Preparation and characterization of potential doxorubicin-loaded mixed micelles formed from vitamin E containing graft copolymers and PEG-b-PLA diblock copolymers

In this study, mixed micelles formed from the biocompatible diblock copolymer methoxy poly(ethylene glycol)-b-poly(D, L-lactide) (mPEG-b-PLA) and the vitamin E containing graft copolymer poly(hydroxypropyl methacrylamide)-g-alpha-tocopheryl succinate (PHPMA-g-alpha-TOS) were investigated to encapsulate anticancer drug doxorubicin (Dox) for evaluating anticancer capacity. Various graft and diblock copolymers were synthesized and characterized. Mixed micelles with optimal size and size distribution were successfully obtained from a fixed chain length and composition of graft and diblock copolymers. Dox was then loaded in the mixed micelles and the micelles demonstrated an acid-induced rapidly drug release behavior. The mPEG-b-PLA in mixed micelles not only exhibited an excellent anti-protein adsorption ability, but also accelerated alpha-TOS cleaved from graft copolymers and released from mixed micelles.

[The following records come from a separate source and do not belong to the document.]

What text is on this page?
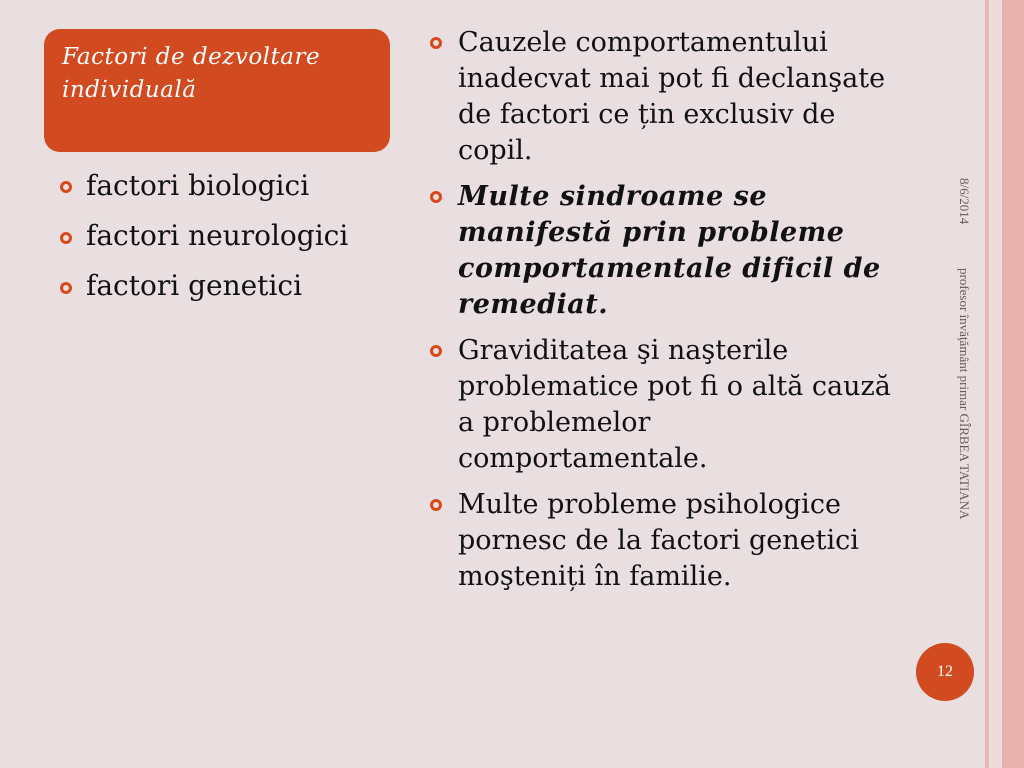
Factori de dezvoltare individuală
factori biologici
factori neurologici
factori genetici
Cauzele comportamentului inadecvat mai pot fi declanşate de factori ce țin exclusiv de copil.
Multe sindroame se manifestă prin probleme comportamentale dificil de remediat.
Graviditatea şi naşterile problematice pot fi o altă cauză a problemelor comportamentale.
Multe probleme psihologice pornesc de la factori genetici moşteniți în familie.
8/6/2014
profesor învăţământ primar GÎRBEA TATIANA
12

From the cytotoxicity test, mixed micelles presented low risk to L929 normal cells but high toxicity to HCT116 colon cancer cells. An internalization study indicated that mixed micelles were accumulated more in HCT116 cells than micelles prepared from graft copolymers alone because mixed micelles had better stability in a serum medium. An ex vivo study also showed that mixed micelles could largely accumulate in the tumor. Based on these results, this mixed micelle system has great potential as a Dox-loaded carrier for use in cancer chemotherapy.